Monday, 8 December 2008

Plastic eating pigs

I suppose no-one's going to pay much attention to my views on the pig industry, but surely I'm allowed a little 'I told you so?' Not only do we have plastic eating pigs in Ireland, we also have pigs trying to eat each other. Some of my longer-serving readers may remember that I campaigned on the latter issue with Heather Mills round about the time she was getting divorced. My aunt sent me a picture from the Daily Mail saying 'is that you in the pig suit'?

10 comments:

Unknown said...

pig too tall - unless stilts included in outfit

Andy said...

Kerry, I strongly suspect that these will be industrially farmed pigs that have these problems. I also know (I think) that properly, organically, free-range reared pigs that grow up in natural surroundings being fed natural food and generally rooting about and having (for a pig) a jolly good time don't have any of these health issues.

I do eat meat but only that that conforms to the above (in the case of pork).

Industrial meat rearing, transport and slaughter is applling and I'd support any campaign against it

timbone said...

I cannot resist letting you see some verse that won the Headmaster's Poetry Prize at Weston super Mare Grammar School for Boys in 1963. It was written by someone who, on here, goes by the name of timbone. He was a mere twelve year old at the time, in the second year, (that is year 8 for post 1980's people).

"Pigs, pigs, mucky old pigs,
With big goggle eyes as brown as figs.
They have no manners, no manners at all,
They fight for their food, though there's plenty for all.

They're smelly, dirty, greedy and grumpy,
Their dirty pink skin is mouldy and lumpy.
But despite these facts, don't be mistaken,
For I tell you friends, they are lovely, as bacon."

If you would like to see a recitation in full tecnicolor (American spelling) go to
http://uk.youtube.com/watch?v=lCtqz51xlQc

BevaniteEllie said...

now I would be tempted to moderate that first comment, is that 'cause I'm too chicken?

sorry - just had to.

Kerry said...

Is that you???

timbone said...

"Is that you???"

Is that question directed at me? Yes it is.

Kerry said...

I'd have said thirty something, a bit puny, messy curly hair. No idea why.

timbone said...

hahaha Kerry. Are you saying that is what you imagined I would look like?

Kerry said...

Yes, and for some reason, a rather shapeless pale blue and white striped T-shirt, with very puny arms sticking out.

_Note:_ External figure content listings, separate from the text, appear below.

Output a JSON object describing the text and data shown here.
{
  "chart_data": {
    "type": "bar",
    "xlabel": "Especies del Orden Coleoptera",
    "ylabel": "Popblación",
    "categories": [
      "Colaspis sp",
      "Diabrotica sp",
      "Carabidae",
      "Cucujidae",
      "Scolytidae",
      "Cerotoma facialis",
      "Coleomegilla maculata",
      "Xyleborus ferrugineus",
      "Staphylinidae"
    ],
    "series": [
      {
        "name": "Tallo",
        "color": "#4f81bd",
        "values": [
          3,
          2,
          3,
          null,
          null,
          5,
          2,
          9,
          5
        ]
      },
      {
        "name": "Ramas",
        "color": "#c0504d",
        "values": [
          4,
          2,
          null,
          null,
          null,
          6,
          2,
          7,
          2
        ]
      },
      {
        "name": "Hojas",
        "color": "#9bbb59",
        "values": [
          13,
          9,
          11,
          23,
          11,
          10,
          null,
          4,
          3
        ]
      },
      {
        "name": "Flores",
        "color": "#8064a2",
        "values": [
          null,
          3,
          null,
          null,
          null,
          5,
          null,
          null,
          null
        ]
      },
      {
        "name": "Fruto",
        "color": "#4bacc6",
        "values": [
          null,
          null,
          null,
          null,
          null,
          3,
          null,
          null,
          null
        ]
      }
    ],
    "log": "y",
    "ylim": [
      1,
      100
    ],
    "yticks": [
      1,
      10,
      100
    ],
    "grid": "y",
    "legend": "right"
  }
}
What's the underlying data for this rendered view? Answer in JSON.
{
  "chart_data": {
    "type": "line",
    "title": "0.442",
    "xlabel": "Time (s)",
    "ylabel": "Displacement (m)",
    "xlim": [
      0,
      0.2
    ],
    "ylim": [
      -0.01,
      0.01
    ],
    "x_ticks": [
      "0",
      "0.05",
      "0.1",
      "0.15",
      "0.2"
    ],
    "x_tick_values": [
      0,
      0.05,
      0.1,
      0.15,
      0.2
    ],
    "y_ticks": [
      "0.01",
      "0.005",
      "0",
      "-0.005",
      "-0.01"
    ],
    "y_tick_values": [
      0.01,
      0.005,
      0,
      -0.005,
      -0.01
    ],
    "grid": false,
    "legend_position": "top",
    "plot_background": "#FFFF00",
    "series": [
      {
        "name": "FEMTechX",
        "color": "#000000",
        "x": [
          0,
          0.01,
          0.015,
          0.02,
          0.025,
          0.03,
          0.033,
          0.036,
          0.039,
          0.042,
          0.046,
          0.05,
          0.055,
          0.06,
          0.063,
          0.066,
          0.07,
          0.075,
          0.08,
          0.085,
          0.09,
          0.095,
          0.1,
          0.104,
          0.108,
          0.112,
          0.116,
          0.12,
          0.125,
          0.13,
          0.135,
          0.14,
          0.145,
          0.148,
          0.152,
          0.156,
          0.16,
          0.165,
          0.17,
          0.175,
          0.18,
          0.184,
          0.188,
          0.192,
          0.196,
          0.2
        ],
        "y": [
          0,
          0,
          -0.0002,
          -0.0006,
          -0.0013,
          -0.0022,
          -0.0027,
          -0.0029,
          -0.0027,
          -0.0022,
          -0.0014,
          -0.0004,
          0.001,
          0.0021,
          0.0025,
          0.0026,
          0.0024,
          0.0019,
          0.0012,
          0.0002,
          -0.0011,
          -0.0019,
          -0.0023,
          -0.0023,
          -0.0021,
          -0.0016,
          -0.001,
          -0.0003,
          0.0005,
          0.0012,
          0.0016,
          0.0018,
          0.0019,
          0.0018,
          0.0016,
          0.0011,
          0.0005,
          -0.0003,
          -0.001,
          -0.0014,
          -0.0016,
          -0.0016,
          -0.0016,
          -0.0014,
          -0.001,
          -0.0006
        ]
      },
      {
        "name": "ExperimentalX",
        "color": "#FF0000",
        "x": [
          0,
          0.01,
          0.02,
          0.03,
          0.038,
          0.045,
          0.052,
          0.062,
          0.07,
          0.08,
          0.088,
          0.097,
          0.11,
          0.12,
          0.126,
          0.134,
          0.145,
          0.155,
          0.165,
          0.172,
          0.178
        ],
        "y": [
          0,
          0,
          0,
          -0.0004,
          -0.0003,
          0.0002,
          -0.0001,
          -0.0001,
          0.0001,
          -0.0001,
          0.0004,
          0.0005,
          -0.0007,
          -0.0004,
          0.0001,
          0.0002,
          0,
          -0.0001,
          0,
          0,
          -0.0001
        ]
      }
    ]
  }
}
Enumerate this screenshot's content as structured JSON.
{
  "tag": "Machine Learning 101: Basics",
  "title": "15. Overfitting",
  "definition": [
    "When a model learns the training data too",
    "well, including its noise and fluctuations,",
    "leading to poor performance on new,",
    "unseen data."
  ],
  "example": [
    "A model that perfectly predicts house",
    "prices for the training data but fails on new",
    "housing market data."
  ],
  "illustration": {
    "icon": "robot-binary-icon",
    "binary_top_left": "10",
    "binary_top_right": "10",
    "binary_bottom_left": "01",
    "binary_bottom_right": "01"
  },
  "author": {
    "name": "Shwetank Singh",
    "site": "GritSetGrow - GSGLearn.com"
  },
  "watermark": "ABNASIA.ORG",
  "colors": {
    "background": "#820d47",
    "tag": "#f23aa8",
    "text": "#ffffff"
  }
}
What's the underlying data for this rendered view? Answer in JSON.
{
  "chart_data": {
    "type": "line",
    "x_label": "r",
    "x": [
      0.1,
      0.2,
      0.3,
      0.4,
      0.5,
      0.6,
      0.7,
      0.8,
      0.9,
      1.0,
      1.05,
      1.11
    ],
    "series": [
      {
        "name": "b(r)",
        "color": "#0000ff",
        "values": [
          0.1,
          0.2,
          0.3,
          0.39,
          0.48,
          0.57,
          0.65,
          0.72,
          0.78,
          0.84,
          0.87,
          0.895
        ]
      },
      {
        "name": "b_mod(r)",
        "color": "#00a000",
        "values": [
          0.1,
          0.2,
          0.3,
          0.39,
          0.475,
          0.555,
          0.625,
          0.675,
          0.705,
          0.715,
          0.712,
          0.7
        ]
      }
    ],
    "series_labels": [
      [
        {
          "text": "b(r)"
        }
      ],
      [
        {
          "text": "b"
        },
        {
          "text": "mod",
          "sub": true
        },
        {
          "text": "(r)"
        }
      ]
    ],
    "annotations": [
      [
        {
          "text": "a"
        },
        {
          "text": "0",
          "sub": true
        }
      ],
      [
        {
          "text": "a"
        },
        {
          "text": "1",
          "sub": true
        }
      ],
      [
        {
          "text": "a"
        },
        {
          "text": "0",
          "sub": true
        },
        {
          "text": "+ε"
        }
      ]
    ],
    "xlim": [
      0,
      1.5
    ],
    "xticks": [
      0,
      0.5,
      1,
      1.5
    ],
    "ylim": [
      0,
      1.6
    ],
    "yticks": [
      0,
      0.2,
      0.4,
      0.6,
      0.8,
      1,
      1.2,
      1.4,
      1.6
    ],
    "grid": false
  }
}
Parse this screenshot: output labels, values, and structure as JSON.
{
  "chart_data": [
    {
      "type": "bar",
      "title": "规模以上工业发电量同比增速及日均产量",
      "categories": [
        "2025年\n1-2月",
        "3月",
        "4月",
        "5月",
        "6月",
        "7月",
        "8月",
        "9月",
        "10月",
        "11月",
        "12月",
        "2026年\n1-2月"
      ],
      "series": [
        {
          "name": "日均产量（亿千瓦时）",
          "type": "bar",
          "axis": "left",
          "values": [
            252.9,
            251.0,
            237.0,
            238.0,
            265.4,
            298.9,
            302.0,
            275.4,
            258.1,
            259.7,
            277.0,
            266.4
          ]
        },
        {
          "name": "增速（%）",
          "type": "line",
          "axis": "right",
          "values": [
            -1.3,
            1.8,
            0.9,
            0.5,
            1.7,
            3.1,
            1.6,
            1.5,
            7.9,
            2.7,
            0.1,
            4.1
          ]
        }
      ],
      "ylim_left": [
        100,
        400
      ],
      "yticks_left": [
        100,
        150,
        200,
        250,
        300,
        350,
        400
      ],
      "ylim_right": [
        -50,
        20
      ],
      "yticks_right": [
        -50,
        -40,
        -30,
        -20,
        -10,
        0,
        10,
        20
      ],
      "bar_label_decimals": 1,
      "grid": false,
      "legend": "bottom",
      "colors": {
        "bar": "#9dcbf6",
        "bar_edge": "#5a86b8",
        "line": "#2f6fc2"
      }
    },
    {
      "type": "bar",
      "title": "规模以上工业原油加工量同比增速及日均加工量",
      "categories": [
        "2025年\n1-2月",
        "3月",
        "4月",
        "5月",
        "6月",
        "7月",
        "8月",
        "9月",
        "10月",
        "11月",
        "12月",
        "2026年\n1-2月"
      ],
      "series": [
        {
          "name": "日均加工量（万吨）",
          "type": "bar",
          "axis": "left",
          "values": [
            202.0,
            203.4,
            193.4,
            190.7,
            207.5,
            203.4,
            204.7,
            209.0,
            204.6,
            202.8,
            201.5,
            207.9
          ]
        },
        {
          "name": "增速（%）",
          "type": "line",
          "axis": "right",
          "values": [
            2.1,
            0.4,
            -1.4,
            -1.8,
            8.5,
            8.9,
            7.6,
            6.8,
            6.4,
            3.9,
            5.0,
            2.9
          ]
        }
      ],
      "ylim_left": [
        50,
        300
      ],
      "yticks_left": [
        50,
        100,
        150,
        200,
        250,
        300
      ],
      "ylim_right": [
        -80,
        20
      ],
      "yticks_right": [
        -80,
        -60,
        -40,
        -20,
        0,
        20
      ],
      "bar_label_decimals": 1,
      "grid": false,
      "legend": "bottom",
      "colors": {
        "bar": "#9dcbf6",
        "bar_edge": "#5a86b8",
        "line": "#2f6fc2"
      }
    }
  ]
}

Whereas Dave A I just think of as being Dave Anderson, the MP for Blaby, despite his political views!

timbone said...

Well I will not fish for compliments, but I take it that your enjoyed my recitation of the poem I wrote for the late Mr Wimster, who gave me three of the best in between me writing the poem and being awarded the prize.

I don't know what Dave Anderson looks like, but funnily enough, I have sat with Dave A in an AGM, and he is an intensly charming man.

Thank you for taking the time to have a look at me on youtube. There is plenty more, including me playing the trombone, singing with an Abba tribute in Benidorm and comparing the UK with a more tolerant Spain as far as smoking is concerned.

Enjoy your curry later. If you are like me, you like it hot!